The Correct Answer and Explanation is :
To solve the problem of Daredevil Danny attempting the flaming hoop jump using a parabolic equation, let’s follow the steps outlined in your prompt. We will start by writing the equations, determining the coefficients, and finally concluding on Danny’s success.
Step A: Vertex Form
The vertex form of a parabola is given by:
[
y = a(x – h)^2 + k
]
Assuming the hoop’s center (vertex) is at ( (h, k) = (0, 0) ) for simplicity, and we want to find the value of ( a ). The equation for the jump can be influenced by the height ( y ) he needs to achieve to safely clear the hoop, which we’ll assume is at height ( k ). Let’s say the maximum height he needs to clear is 10 feet when he is at the center of the hoop.

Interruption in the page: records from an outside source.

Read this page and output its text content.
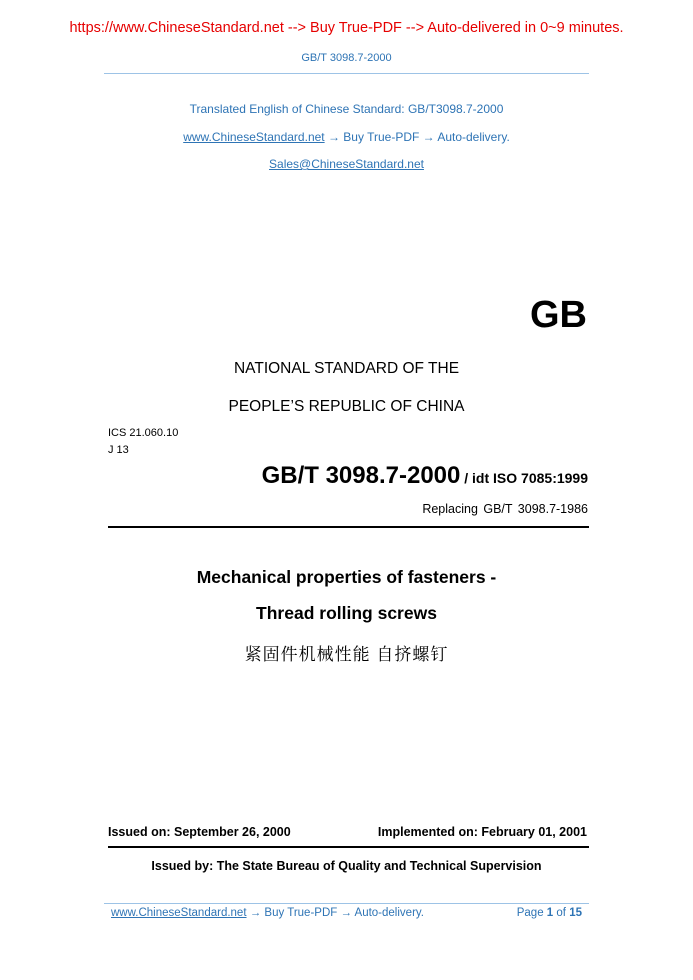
https://www.ChineseStandard.net --> Buy True-PDF --> Auto-delivered in 0~9 minutes.
GB/T 3098.7-2000
Translated English of Chinese Standard: GB/T3098.7-2000
www.ChineseStandard.net → Buy True-PDF → Auto-delivery.
Sales@ChineseStandard.net
GB
NATIONAL STANDARD OF THE
PEOPLE’S REPUBLIC OF CHINA
ICS 21.060.10
J 13
GB/T 3098.7-2000 / idt ISO 7085:1999
Replacing GB/T 3098.7-1986
Mechanical properties of fasteners -
Thread rolling screws
紧固件机械性能 自挤螺钉
Issued on: September 26, 2000	Implemented on: February 01, 2001
Issued by: The State Bureau of Quality and Technical Supervision
www.ChineseStandard.net → Buy True-PDF → Auto-delivery.	Page 1 of 15
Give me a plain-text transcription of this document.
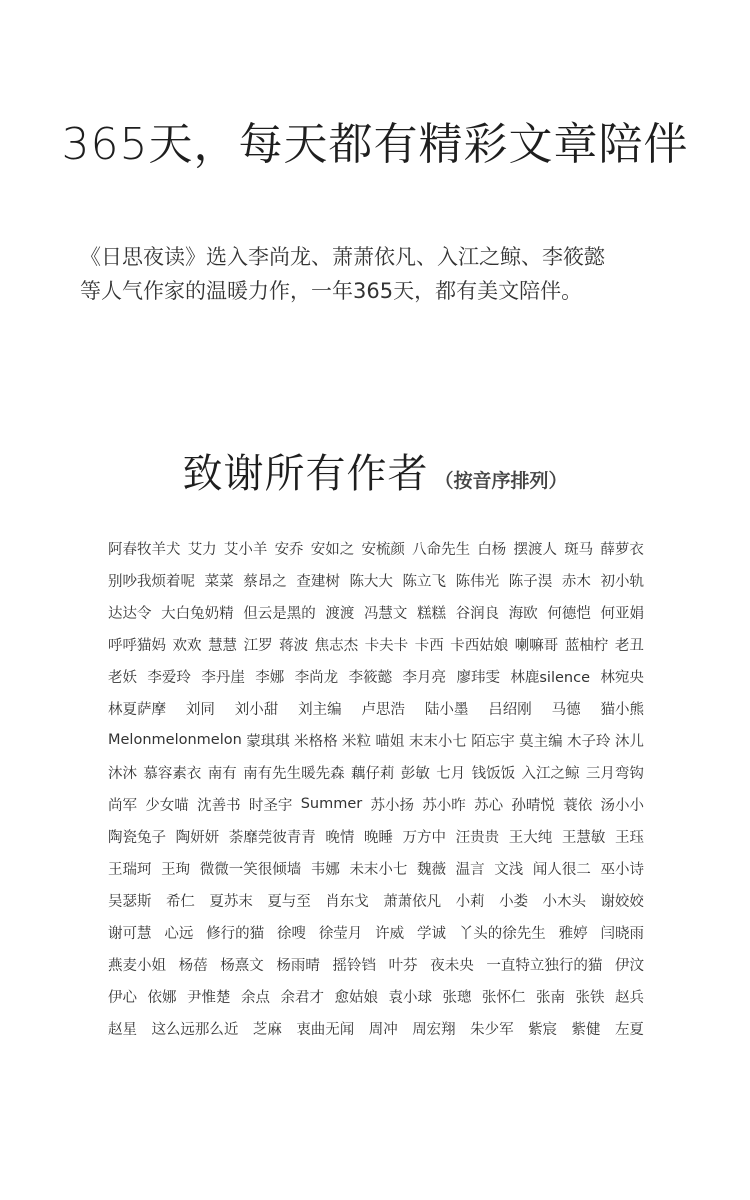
365天，每天都有精彩文章陪伴

《日思夜读》选入李尚龙、萧萧依凡、入江之鲸、李筱懿

等人气作家的温暖力作，一年365天，都有美文陪伴。

致谢所有作者 （按音序排列）
阿春牧羊犬 艾力 艾小羊 安乔 安如之 安梳颜 八命先生 白杨 摆渡人 斑马 薛萝衣
别吵我烦着呢 菜菜 蔡昂之 查建树 陈大大 陈立飞 陈伟光 陈子淏 赤木 初小轨
达达令 大白兔奶精 但云是黑的 渡渡 冯慧文 糕糕 谷润良 海欧 何德恺 何亚娟
呼呼猫妈 欢欢 慧慧 江罗 蒋波 焦志杰 卡夫卡 卡西 卡西姑娘 喇嘛哥 蓝柚柠 老丑
老妖 李爱玲 李丹崖 李娜 李尚龙 李筱懿 李月亮 廖玮雯 林鹿silence 林宛央
林夏萨摩 刘同 刘小甜 刘主编 卢思浩 陆小墨 吕绍刚 马德 猫小熊
Melonmelonmelon 蒙琪琪 米格格 米粒 喵姐 末末小七 陌忘宇 莫主编 木子玲 沐儿
沐沐 慕容素衣 南有 南有先生暖先森 藕仔莉 彭敏 七月 钱饭饭 入江之鲸 三月弯钩
尚军 少女喵 沈善书 时圣宇 Summer 苏小扬 苏小昨 苏心 孙晴悦 蓑依 汤小小
陶瓷兔子 陶妍妍 荼靡莞彼青青 晚情 晚睡 万方中 汪贵贵 王大纯 王慧敏 王珏
王瑞珂 王珣 微微一笑很倾墙 韦娜 未末小七 魏薇 温言 文浅 闻人很二 巫小诗
吴瑟斯 希仁 夏苏末 夏与至 肖东戈 萧萧依凡 小莉 小娄 小木头 谢姣姣
谢可慧 心远 修行的猫 徐嗖 徐莹月 许威 学诚 丫头的徐先生 雅婷 闫晓雨
燕麦小姐 杨蓓 杨熹文 杨雨晴 摇铃铛 叶芬 夜未央 一直特立独行的猫 伊汶
伊心 依娜 尹惟楚 余点 余君才 愈姑娘 袁小球 张璁 张怀仁 张南 张铁 赵兵
赵星 这么远那么近 芝麻 衷曲无闻 周冲 周宏翔 朱少军 紫宸 紫健 左夏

So, substituting ( (0, 10) ) for ( (x, y) ):
[
10 = a(0 – 0)^2 + k
]
To find ( k ) at the vertex, we assume ( k = 10 ). Then we can plug in values:
[
10 = a(0)^2 + 10 \implies 10 = 10 \text{ (True)}
]
Now, let’s consider some values of ( x ) for points before and after the jump. If we choose ( x = 5 ) and expect ( y ) to be at least ( 0 ) (the height of the hoop), we substitute:
[
0 = a(5 – 0)^2 + 10
]
[
0 = 25a + 10
]
[
-10 = 25a \implies a = -\frac{2}{5}
]
Step B: Values of a, b, and c
The standard form of a parabola is:
[
y = ax^2 + bx + c
]
Using ( a = -\frac{2}{5} ):
- To convert from vertex to standard form, expand:
[
y = -\frac{2}{5}(x^2) + 10
]
This gives us:
[
y = -\frac{2}{5}x^2 + 10
]
Here, ( b = 0 ) and ( c = 10 ).
Thus, we have:
- ( a = -\frac{2}{5} )
- ( b = 0 )
- ( c = 10 )
Step C: Success of the Jump
Now, with ( a = -\frac{2}{5} ), ( b = 0 ), and ( c = 10 ), the equation is:
[
y = -\frac{2}{5}x^2 + 10
]
To find out if Danny successfully passed through the hoop, we evaluate the height ( y ) at the center (0 feet):
[
y = -\frac{2}{5}(0)^2 + 10 = 10
]
Since ( y = 10 ) is equal to the height of the hoop, Danny does indeed clear the hoop!
Step D: Verification
To verify that Daredevil Danny successfully clears the hoop, we can check for several values of ( x ) around the hoop:
- At ( x = 0 ):
[
y = -\frac{2}{5}(0)^2 + 10 = 10 \text{ (clears the hoop)}
] - At ( x = 5 ):
[
y = -\frac{2}{5}(5)^2 + 10 = -\frac{2}{5}(25) + 10 = -10 + 10 = 0 \text{ (just at the hoop)}
] - At ( x = 10 ):
[
y = -\frac{2}{5}(10)^2 + 10 = -\frac{2}{5}(100) + 10 = -40 + 10 = -30 \text{ (not successful)}
]
Conclusion
Daredevil Danny successfully clears the hoop at the center but hits the ground as he moves away from it. This shows the need for a better trajectory or adjustment to the jump’s starting speed or angle. Revising the approach to ensure a longer or higher arc may help achieve a safe landing.
In summary, we derived the parabolic equation, determined coefficients, assessed Danny’s performance, and confirmed the need for trajectory adjustments in his flaming hoop jump attempt.